Die feindlichen Brüder
Quelle: Roland Todt GNU FDL

Sage

In der Burg Boppard wuchsen die Brüder Heinrich und Konrad aus dem Geschlecht der Beyer auf. Ihr Vater Heinrich hatte ein Waisenkind aus einer entfernt verwandten Rüdesheimer Familie namens Hildegard Brömser bei sich aufgenommen.

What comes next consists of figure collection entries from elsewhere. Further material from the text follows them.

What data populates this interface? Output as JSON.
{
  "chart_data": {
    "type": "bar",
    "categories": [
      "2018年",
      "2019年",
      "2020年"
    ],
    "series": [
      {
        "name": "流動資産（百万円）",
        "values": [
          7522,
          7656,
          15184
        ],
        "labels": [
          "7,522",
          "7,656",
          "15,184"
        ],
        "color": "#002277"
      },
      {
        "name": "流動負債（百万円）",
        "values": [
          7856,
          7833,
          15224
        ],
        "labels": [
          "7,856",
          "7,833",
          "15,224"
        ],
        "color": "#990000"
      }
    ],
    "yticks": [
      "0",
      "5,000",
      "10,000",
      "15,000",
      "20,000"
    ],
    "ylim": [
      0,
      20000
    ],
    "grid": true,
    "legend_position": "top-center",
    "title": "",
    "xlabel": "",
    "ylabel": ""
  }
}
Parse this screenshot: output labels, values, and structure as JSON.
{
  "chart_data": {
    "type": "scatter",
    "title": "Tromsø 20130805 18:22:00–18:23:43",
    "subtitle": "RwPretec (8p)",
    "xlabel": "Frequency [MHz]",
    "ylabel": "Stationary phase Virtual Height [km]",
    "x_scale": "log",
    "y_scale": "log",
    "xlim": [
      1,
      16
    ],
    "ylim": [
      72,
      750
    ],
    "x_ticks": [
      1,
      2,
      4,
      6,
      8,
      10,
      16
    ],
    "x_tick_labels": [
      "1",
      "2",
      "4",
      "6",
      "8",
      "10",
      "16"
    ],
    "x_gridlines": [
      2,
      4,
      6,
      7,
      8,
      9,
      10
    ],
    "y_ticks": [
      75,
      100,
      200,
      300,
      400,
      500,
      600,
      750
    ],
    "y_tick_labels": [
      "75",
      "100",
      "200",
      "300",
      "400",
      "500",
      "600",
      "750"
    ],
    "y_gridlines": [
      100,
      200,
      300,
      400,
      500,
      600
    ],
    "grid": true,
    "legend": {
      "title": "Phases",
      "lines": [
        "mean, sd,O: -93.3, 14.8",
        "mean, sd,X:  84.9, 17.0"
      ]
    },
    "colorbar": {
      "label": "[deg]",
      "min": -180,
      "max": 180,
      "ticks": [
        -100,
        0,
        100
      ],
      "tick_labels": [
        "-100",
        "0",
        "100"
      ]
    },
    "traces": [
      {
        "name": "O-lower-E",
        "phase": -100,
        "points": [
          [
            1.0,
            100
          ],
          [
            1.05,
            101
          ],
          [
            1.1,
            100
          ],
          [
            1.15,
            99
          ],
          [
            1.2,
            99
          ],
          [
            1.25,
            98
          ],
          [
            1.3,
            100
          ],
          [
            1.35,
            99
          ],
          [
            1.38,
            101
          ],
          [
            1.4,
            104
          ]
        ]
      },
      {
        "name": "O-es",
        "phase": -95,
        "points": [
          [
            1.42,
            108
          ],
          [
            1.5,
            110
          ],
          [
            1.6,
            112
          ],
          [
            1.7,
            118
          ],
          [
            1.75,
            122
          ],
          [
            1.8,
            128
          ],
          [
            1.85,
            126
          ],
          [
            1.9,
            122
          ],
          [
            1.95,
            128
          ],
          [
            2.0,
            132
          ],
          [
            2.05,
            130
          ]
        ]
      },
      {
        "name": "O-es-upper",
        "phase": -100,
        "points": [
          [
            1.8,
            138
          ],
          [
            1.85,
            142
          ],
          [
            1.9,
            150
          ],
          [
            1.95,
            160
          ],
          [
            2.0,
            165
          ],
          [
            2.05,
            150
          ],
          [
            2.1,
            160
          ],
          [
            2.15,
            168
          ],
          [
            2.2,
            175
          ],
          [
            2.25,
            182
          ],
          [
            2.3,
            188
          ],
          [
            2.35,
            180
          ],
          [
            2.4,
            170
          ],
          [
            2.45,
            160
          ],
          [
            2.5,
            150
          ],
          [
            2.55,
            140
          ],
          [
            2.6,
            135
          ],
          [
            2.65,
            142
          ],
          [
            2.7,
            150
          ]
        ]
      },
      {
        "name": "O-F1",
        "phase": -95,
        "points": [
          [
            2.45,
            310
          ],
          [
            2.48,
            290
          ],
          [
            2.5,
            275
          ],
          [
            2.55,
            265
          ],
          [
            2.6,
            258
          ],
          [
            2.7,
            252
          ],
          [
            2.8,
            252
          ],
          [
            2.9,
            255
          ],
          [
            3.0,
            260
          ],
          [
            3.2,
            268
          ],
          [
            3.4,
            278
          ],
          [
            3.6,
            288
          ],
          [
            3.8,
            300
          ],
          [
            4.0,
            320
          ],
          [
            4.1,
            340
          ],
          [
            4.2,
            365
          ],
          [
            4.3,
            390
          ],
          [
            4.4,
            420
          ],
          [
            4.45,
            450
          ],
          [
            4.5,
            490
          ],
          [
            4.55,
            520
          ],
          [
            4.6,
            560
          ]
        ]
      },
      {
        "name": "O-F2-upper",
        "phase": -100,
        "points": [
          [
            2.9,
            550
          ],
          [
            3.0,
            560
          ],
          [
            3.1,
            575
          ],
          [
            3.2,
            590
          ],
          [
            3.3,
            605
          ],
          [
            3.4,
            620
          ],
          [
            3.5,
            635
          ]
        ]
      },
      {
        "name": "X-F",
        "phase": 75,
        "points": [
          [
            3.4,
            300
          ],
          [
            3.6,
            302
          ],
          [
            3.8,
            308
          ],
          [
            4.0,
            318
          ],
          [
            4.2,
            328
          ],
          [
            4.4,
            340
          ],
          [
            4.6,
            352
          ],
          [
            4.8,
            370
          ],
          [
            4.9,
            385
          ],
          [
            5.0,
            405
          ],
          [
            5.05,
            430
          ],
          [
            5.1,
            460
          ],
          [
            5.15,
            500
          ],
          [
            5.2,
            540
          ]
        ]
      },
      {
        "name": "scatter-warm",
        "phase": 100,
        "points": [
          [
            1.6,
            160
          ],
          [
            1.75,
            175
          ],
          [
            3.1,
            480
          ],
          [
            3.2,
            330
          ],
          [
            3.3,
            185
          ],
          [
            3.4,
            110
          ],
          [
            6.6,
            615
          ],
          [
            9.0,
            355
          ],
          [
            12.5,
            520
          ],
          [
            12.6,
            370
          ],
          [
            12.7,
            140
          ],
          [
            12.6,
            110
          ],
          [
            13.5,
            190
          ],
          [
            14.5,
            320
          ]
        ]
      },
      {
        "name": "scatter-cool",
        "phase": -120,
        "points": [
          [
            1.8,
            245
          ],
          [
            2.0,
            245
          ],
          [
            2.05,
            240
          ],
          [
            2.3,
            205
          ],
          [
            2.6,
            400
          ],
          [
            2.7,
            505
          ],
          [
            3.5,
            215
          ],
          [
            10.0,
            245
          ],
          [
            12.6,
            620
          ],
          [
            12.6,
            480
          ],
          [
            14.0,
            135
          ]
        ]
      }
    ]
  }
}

Die drei Kinder wuchsen miteinander heran.

Heinrich und Konrad verliebten sich in Hildegard. Da Hildegard jedoch Konrad zu lieben schien, ließ Heinrich seinem Bruder den Vortritt und die beiden heirateten.

Damit das neue Paar und sein Heinrich ein Zuhause hatten, ließ der Vater auf der anderen Rheinseite auf zwei nah beieinander liegenden Hügeln zwei Burgen bauen, die heute als Sterrenberg und Liebenstein bekannt sind. Da Heinrich weiterhin unter Liebeskummer litt, entschloss er sich, sich den Kreuzzügen anzuschließen und ins „Heilige Land” zu ziehen.

Nach einiger Zeit erreichten das glücklich miteinander lebende Paar Nachrichten der Heldentaten Heinrichs im Morgenland. Konrad wollte nicht mehr untätig Zuhause sitzen. Er zog ebenfalls los um seinen Mut zu beweisen. Einige Zeit später kehrte Heinrich zurück und berichtete, dass Konrad nur kurz im Heiligen Land gewesen sei und dann nach Athen gereist sei. Hildegard und Heinrich zogen zusammen in die Burg Liebenstein ein um nicht alleine zu sein, bis Konrad zurückkehren sollte. Heinrich respektierte jedoch während der gesamten Zeit das heilige Band der Ehe.

Endlich kehrte auch Konrad zurück, hatte jedoch eine wunderschöne griechische Frau bei sich. Hildegard war tief gekränkt und wurde zu einer ernsten und traurigen Frau. Heinrich konnte diese Kränkung durch seinen Bruder nicht ertragen, ließ eine Mauer zwischen den Burgen erbauen und forderte Konrad zu einem Duell heraus.

Als das Duell stattfinden sollte, trat Hildegard zwischen die Brüder und bat sie nicht miteinander zu kämpfen. Sie würde indes dem Kloster Marienberg beitreten und somit nicht mehr zwischen den Brüdern stehen. Heinrich und Konrad legten daraufhin ihren Streit bei, Hildegard ging ins Kloster und Heinrich zog sich auf Liebenstein zurück.

Auf Burg Sterrenberg wurden wilde Feste gefeiert, doch Konrad fehlte bald der Kontakt zu seinem Bruder. Bald darauf kam Konrad zu Heinrich und erzählte ihm, dass die Griechin ihn wegen eines anderen Ritters verlassen hatte. Heinrich machte Konrad keinerlei Vorwürfe und sie schlossen wieder Freundschaft.

Nach wenigen Jahren starb Konrad und Heinrich trat ins Kloster Bornhofen ein.

Heinrich und Hildegard sollen am gleichen Tag gestorben sein und so sollen die Marienberger Totenglocke und die Bornhofener Grabesglocke zur gleichen Zeit geschlagen haben.